The end of the year is coming up fast, and if I have any hope of clearing out my backlog of reviews then I’d better get cracking – there’s still a few to go. I don’t think I’ve ever mentioned this, but it was one of my writing goals for this year to review every movie that I watch in the cinema, and every book I read. The odd video game or other thing would stick its head in here and there, on rare occasions when the writing bug would take hold.

Horrible Bosses
The missing text for the bottom three pictures are "Weeny", "Whiney" and "Schmoe"

Onto the review. Horrible Bossees doesn’t so much have a plot as a framework on which a number of jokes are hung. These range from mildly annoying to genuinely amusing. My guess is that the movie was a contrivance allowing the screenplay writers to give themselves carte blanche to have a bunch of suburban middle-class white men to make inappropriate social comments.

The three eponymous bosses are extreme cariacatures of treacherousness, libidinousness, and nepotistic…ness. Each is paired up with one of our hapless heroes: Nick (Jason Bateman), Dale (Charlie Day) and Kurt (Jason Sudeikis). In a style reminiscent of The Wizard of Oz – lacks a certain je ne sais qua that would allow him to escape his situation. It’s in these dire straits that the trio half-jokingly formulate a plan to assassinate their superiors, and the movie takes a turn for the better.

Enter Jamie Foxx as a shady hitman. The scenes with him in it almost justifies the existence this movie (to say nothing of Jennifer Aniston’s, um… appearances – whatever you choose to read into that word).

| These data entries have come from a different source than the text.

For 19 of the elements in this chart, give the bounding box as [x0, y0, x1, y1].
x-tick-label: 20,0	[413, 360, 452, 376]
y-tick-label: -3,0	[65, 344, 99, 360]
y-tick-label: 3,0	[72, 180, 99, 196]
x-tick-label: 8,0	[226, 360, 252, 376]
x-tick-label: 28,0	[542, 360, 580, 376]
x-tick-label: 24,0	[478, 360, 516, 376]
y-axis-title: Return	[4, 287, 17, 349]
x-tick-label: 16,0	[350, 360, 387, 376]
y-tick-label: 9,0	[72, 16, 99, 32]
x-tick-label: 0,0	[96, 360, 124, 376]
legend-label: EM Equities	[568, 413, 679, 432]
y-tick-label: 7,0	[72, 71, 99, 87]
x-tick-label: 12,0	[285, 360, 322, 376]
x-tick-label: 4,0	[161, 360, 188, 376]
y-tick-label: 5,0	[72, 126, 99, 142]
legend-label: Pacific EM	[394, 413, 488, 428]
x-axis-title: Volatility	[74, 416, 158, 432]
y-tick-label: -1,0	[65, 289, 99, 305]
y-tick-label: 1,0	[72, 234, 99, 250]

What makes the movie border on intolerable is the way that Dave’s whiney voice increases in pitch throughout the whole movie until by the end his screechings give Chris Rock a run for his money.

Kevin Spacey, as Nick’s boss Dave Harken, did well with what he was given; he plays the snarky bad guy with ease. Colin Farrell’s talents were completely wasted (har har) in the role of drug addled Bobby Pellitt, Kurt’s nemesis, and Aniston tries desperately to reinvent herself as a sexy middle-aged woman, although she has obviously had herself cosmetically altered to have the body of someone much younger. Still, her acting was as unmoving as her gravity defying bosoms, and as wooden as the nether regions of those who watched this for its smut potential.

Watch this one if you’ll be happy for 15 minutes of genuine belly laughs to justify the other hour-and-a-half of crude, lewd, “dude” humour.